In 2022, teams generally did get what they paid for. The 12-team playoff field consisted of nine clubs—including all five of the biggest spenders—that were in the top half of the league in payroll and just three in the bottom half.

It’s early yet, but what’s unfolding in 2023 is basically the Bizarro World version of last year. If the season had ended with Memorial Day on Monday, the playoff field would have been split evenly between six teams in the bottom half in payroll and six teams in the top half. Of the six teams with the highest payrolls in each division, not one is in first place.

Out of the teams with the top 10 payrolls, the New York Mets ($345.5 million), San Diego Padres ($247.9 million), Philadelphia Phillies ($243.5 million), Los Angeles Angels ($215.9 million), Toronto Blue Jays ($214.1 million) and defending World Series champion Houston Astros ($190.7 million) have all put themselves in danger of falling short of the postseason.

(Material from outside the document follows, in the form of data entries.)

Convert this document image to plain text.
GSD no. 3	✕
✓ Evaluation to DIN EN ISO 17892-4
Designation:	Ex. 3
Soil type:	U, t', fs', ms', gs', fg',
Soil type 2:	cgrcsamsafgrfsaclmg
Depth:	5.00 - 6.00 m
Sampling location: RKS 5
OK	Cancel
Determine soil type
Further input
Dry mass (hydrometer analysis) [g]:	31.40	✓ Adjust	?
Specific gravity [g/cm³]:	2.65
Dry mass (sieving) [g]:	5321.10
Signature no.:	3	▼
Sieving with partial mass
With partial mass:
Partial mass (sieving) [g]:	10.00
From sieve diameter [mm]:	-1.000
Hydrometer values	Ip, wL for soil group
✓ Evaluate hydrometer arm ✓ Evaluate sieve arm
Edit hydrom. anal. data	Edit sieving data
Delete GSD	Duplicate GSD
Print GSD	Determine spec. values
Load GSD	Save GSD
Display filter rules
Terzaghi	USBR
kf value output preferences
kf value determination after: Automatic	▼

What the Heck Is Going On?

As in, small picture? A whole bunch of explanations that reside on various points of spectrum with “Surprising” on one side and “Foreseeable” on the other.

Toward the latter is where you’ll find the Mets. Their Justin Verlander- and Max Scherzer-led rotation looked like the best in the league coming into the year, but there were always concerns relating to its age and questionable durability. Cut to now, and their rotation leads MLB in money lost to the injured list while also ranking last in the National League in rWAR.